SPAG Specifics: Caelyn Sandel’s “Bloom”

Bloom: Enduring Experience in Episodic Dynamic Fiction
By Cat Manning

bloom cover art

Caelyn Sandel’s Bloom, an episodic semi-autobiographical piece of dynamic fiction about her gender transition, plays with the experience of occupied empathy. It is the story of a specific protagonist, Cordy, and even readers who have experienced dysphoria cannot have the same precise embodied experience that Cordy does. By envisioning Bloom as a series, rather than a single game, and releasing episodes periodically (every couple of months), Sandel creates an experience for her readers in which Cordy’s experience must be grappled with; it cannot be digested in a sitting and then compartmentalized. The game uses first-person pronouns — as opposed to the second-person narration commonplace in IF — to move the reader through Cordy’s experiences rather than effectively ceding them to the person beyond the screen. In so doing, Sandel reminds players that Cordy is her own person with her own agency, and that while a player can experience her story, it fundamentally is not theirs to control.

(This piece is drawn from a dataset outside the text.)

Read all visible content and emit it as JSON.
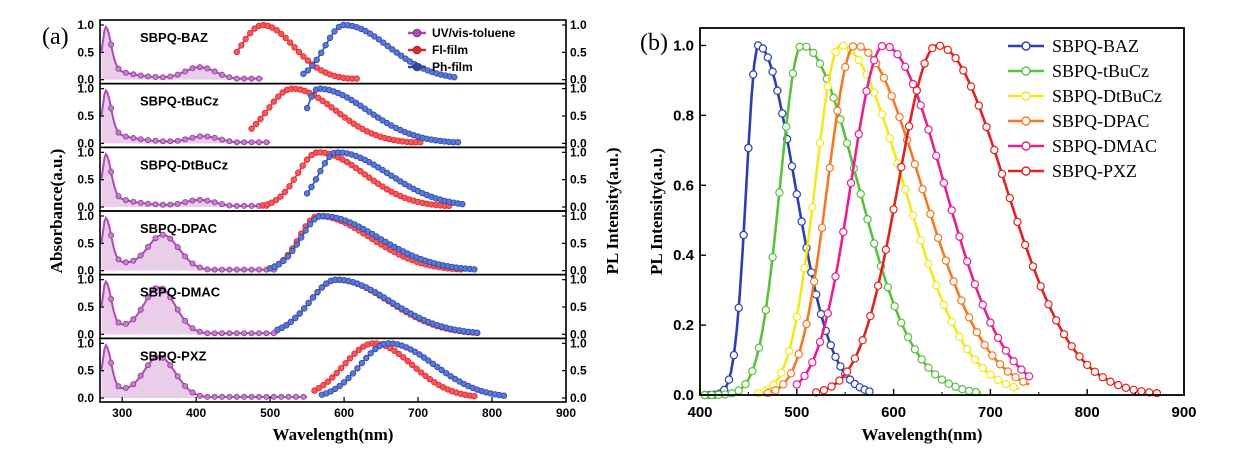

The episodic nature of Bloom requires readers to sit with painful experiences that Cordy experiences — for original readers, to sit with them for months — and the story refuses to resolve them neatly or quickly. In the early episodes, a coworker, Dane, makes transphobic remarks the player can later cite as one of the incidents that tipped Cordy off that she might be trans. In a later episode, Dane tries to confront Cordy about it, but a player is only given the option to refuse to talk to him, in increasingly creative ways. Later, at the very end, Dane apologizes for his behavior, and due to the episodic nature of the series, Dane’s apology felt more genuine to me, rather than a plot point; I can see him educating himself or trying to apologize to Cordy before this final conversation.

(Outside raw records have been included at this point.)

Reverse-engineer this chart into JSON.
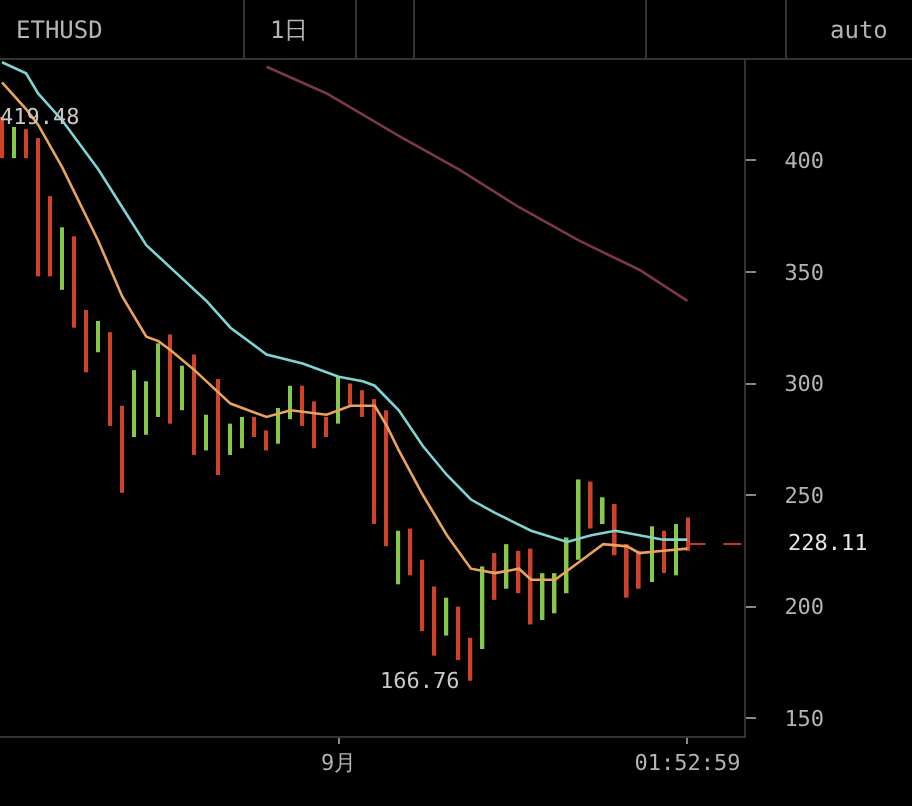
{
  "chart_data": {
    "type": "bar",
    "title": "ETHUSD",
    "annotations": [
      "1日",
      "auto",
      {
        "text": "419.48",
        "x": "--08-04",
        "y": 419.48
      },
      {
        "text": "166.76",
        "x": "--09-12",
        "y": 166.76
      },
      {
        "text": "228.11",
        "x": "--10-04T17:00",
        "y": 228.11
      }
    ],
    "x": [
      "--08-04",
      "--08-05",
      "--08-06",
      "--08-07",
      "--08-08",
      "--08-09",
      "--08-10",
      "--08-11",
      "--08-12",
      "--08-13",
      "--08-14",
      "--08-15",
      "--08-16",
      "--08-17",
      "--08-18",
      "--08-19",
      "--08-20",
      "--08-21",
      "--08-22",
      "--08-23",
      "--08-24",
      "--08-25",
      "--08-26",
      "--08-27",
      "--08-28",
      "--08-29",
      "--08-30",
      "--08-31",
      "--09-01",
      "--09-02",
      "--09-03",
      "--09-04",
      "--09-05",
      "--09-06",
      "--09-07",
      "--09-08",
      "--09-09",
      "--09-10",
      "--09-11",
      "--09-12",
      "--09-13",
      "--09-14",
      "--09-15",
      "--09-16",
      "--09-17",
      "--09-18",
      "--09-19",
      "--09-20",
      "--09-21",
      "--09-22",
      "--09-23",
      "--09-24",
      "--09-25",
      "--09-26",
      "--09-27",
      "--09-28",
      "--09-29",
      "--09-30"
    ],
    "series": [
      {
        "base": [
          401,
          401,
          401,
          348,
          348,
          342,
          325,
          305,
          314,
          281,
          251,
          276,
          277,
          285,
          282,
          288,
          268,
          270,
          259,
          268,
          271,
          276,
          270,
          273,
          284,
          281,
          271,
          276,
          282,
          290,
          285,
          237,
          227,
          210,
          214,
          189,
          178,
          187,
          176,
          166.76,
          181,
          203,
          208,
          206,
          192,
          194,
          197,
          206,
          221,
          235,
          237,
          223,
          204,
          208,
          211,
          215,
          214,
          225
        ],
        "values": [
          18.48,
          14,
          13,
          62,
          36,
          28,
          41,
          28,
          14,
          42,
          39,
          30,
          24,
          33,
          40,
          20,
          45,
          16,
          43,
          14,
          14,
          9,
          9,
          16,
          15,
          18,
          21,
          9,
          21,
          10,
          12,
          56,
          61,
          24,
          21,
          32,
          31,
          17,
          24,
          19.24,
          37,
          21,
          20,
          19,
          34,
          21,
          18,
          25,
          36,
          21,
          12,
          23,
          24,
          17,
          25,
          19,
          23,
          15
        ],
        "colors": [
          "#d0412b",
          "#86c94a",
          "#d0412b",
          "#d0412b",
          "#d0412b",
          "#86c94a",
          "#d0412b",
          "#d0412b",
          "#86c94a",
          "#d0412b",
          "#d0412b",
          "#86c94a",
          "#86c94a",
          "#86c94a",
          "#d0412b",
          "#86c94a",
          "#d0412b",
          "#86c94a",
          "#d0412b",
          "#86c94a",
          "#86c94a",
          "#d0412b",
          "#d0412b",
          "#86c94a",
          "#86c94a",
          "#d0412b",
          "#d0412b",
          "#d0412b",
          "#86c94a",
          "#d0412b",
          "#d0412b",
          "#d0412b",
          "#d0412b",
          "#86c94a",
          "#d0412b",
          "#d0412b",
          "#d0412b",
          "#86c94a",
          "#d0412b",
          "#d0412b",
          "#86c94a",
          "#d0412b",
          "#86c94a",
          "#d0412b",
          "#d0412b",
          "#86c94a",
          "#86c94a",
          "#86c94a",
          "#86c94a",
          "#d0412b",
          "#86c94a",
          "#d0412b",
          "#d0412b",
          "#d0412b",
          "#86c94a",
          "#d0412b",
          "#86c94a",
          "#d0412b"
        ]
      },
      {
        "type": "line",
        "color": "#e8a45c",
        "x": [
          "--08-04",
          "--08-06",
          "--08-07",
          "--08-09",
          "--08-12",
          "--08-14",
          "--08-16",
          "--08-17",
          "--08-18",
          "--08-20",
          "--08-23",
          "--08-26",
          "--08-28",
          "--08-31",
          "--09-02",
          "--09-04",
          "--09-05",
          "--09-06",
          "--09-08",
          "--09-10",
          "--09-12",
          "--09-14",
          "--09-16",
          "--09-17",
          "--09-19",
          "--09-21",
          "--09-23",
          "--09-25",
          "--09-26",
          "--09-28",
          "--09-30"
        ],
        "values": [
          435,
          423,
          416,
          397,
          364,
          339,
          321,
          319,
          315,
          306,
          291,
          285,
          288,
          286,
          290,
          290,
          281,
          270,
          250,
          232,
          217,
          215,
          217,
          212,
          212,
          220,
          228,
          227,
          224,
          225,
          226
        ]
      },
      {
        "type": "line",
        "color": "#7fd3d3",
        "x": [
          "--08-04",
          "--08-06",
          "--08-07",
          "--08-09",
          "--08-12",
          "--08-14",
          "--08-16",
          "--08-19",
          "--08-21",
          "--08-23",
          "--08-26",
          "--08-29",
          "--09-01",
          "--09-03",
          "--09-04",
          "--09-06",
          "--09-08",
          "--09-10",
          "--09-12",
          "--09-14",
          "--09-17",
          "--09-20",
          "--09-22",
          "--09-24",
          "--09-26",
          "--09-28",
          "--09-30"
        ],
        "values": [
          444,
          439,
          430,
          418,
          396,
          379,
          362,
          347,
          337,
          325,
          313,
          309,
          303,
          301,
          299,
          288,
          272,
          259,
          248,
          242,
          234,
          229,
          232,
          234,
          232,
          230,
          230
        ]
      },
      {
        "type": "line",
        "color": "#7d3550",
        "x": [
          "--08-26",
          "--08-31",
          "--09-06",
          "--09-11",
          "--09-16",
          "--09-21",
          "--09-26",
          "--09-30"
        ],
        "values": [
          442,
          430,
          411,
          396,
          379,
          364,
          351,
          337
        ]
      },
      {
        "type": "line",
        "color": "#c0392b",
        "line_style": "dashed",
        "x": [
          "--09-30",
          "--10-04T17:00"
        ],
        "values": [
          228.11,
          228.11
        ]
      }
    ],
    "xlim": [
      "--08-03T20:00",
      "--10-04T17:00"
    ],
    "xticks": [
      {
        "value": "--09-01",
        "label": "9月"
      },
      {
        "value": "--09-30",
        "label": "01:52:59"
      }
    ],
    "ylim": [
      142,
      445
    ],
    "yticks": [
      150,
      200,
      250,
      300,
      350,
      400
    ]
  }
}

There is an option that suggests Cordy’s internal monologue during Dane’s initial confrontation; it is crossed out. Later on, certain options remain greyed out, inaccessible to Cordy based on how much she trusts Dane and their work relationship. Where Cordy was originally powerless to prevent Dane’s comments, it is now the reader who is powerless to change her experiences. Readers might have access to how she feels, but they cannot force her to say something that would compromise her safety or her sense of self. A great deal of Bloom, in fact, deals with what the player can and can’t control. The introductory epigraphs are unskimmable; they appear, phrase by phrase, with time delays. At several moments in Bloom, the player can try to “make” Cordy take a particular action, only to be told several times it’s not possible for her; if pushed too far, she snaps at the player — a reminder that while you have agency over the story’s pacing, you don’t have agency over the story itself; the reader becomes a character in the story, one who doesn’t have the right to force her to take an action she’s uncomfortable with. Whether a player is cis or trans, they are not inhabiting Cordy’s body, with all the specific, personal difficulties the story lays out; a player can close the browser window at the end of the session.

The fact that Bloom is an episodic, rather than a chaptered piece, contributes further to this.  The piece is not only segmented into narrative sections but partitioned in ways that required original readers to wait for the next piece, to inhabit Cordy’s discomfort over a period of time and space. If a reader has followed Bloom since its inception, the wait between pieces creates a kind of space in which Cordy’s story takes the time to breathe. Sandel refuses to provide readers with a narrative that can be resolved quickly, easily, or in one sitting. It’s a particular perspective on the personal, one in which the reader must linger in a highly individual narrative for days or weeks at a time and share their own emotional space with Cordy and her author. Even the end of the current series ends on a note of possibility and futurity rather than a neat conclusion.

[Disclosure: Cat Manning supports Caelyn Sandel on Patreon.]

3 thoughts on “SPAG Specifics: Caelyn Sandel’s “Bloom”

  1. Oleg Oleg Aney

    Quote ‘Caelyn Sandel’s Bloom, an episodic semi-autobiographical piece of dynamic fiction about her gender transition…’ unquote.
    The consequence of sin is spiritual death (Romans 6:23). SPAG is dead! The most vile, vulgar, and reprehensible behaviour known is now openly displayed without shame as IF games. The celebration of sin has become a prominent feature of the new SPAG editions.. IF community have grown accustomed, calloused, and insensitive to sin.
    We are losing all of our reputation and honour.

  2. Donald Johnson

    I am a follower of Yeshua the Messiah. I do not see why being a transsexual is a sin as it does not involve a choice. The descriptions of the experiences of such people seems like a form of torture to me and they need our compassion, regardless of any decisions they may make.

  3. Victor Gijsbers

    Oleg, I think you will love Herman Schudspeer’s essay on the history of interactive fiction inside his game Nemesis Macana!